Keates, who still harbours ambitions to add to her 62 Red Roses caps, claims better regulation of how much England players can command within the salary cap could have helped.

“Your English internationals get paid reasonably well for England, and then get the top amounts from their clubs,” says Keates. “You might be a Welsh international or Scottish international and Irish international and I’ve heard of them in some teams not being paid anything. We talk about growing the game and everybody getting equal parts but that’s a crazy way of having a league.

“They want to grow women’s English rugby, you have a massively tiered system where some people are being paid a lot and some people are being paid less. How does that allow for equal growth of the game?”

Non-English players, meanwhile, are feeling the squeeze. Sara Moreira, Worcester’s former back row who has been capped by Portugal, took the drastic decision to sign for Sale to preserve her rugby career. She now makes the five-hour trip from Worcester to the northern club three times a week.

“I’m a self-employed tiler,” says Moreira. “Luckily for me, I’m working alongside someone at the moment, but that means I can only work three or four days. The other days are half-days, which just doesn’t make it feasible.

“I wanted to start growing my business on my own but it’s hard to say to someone. ‘I’ll come and tile your house but I can only work Monday, Wednesday and Friday.’ I’ve had to make a lot of changes, which has put me in a financially unstable position.”
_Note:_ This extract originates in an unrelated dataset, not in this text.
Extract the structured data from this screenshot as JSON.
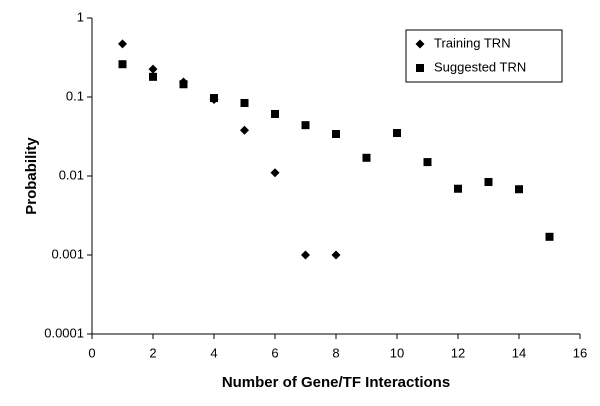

As the PWR trundles along a path towards professionalism, Evans, Keates, Laflin, Moreira and McCarthy do not want to share their stories in vain. “That’s the saddest thing about all of this,” says Evans. “It just feels like a lot of people who have spent years of their life playing, working, building this league, their investment – my investment – hasn’t been protected.” History, the group insists, cannot repeat itself.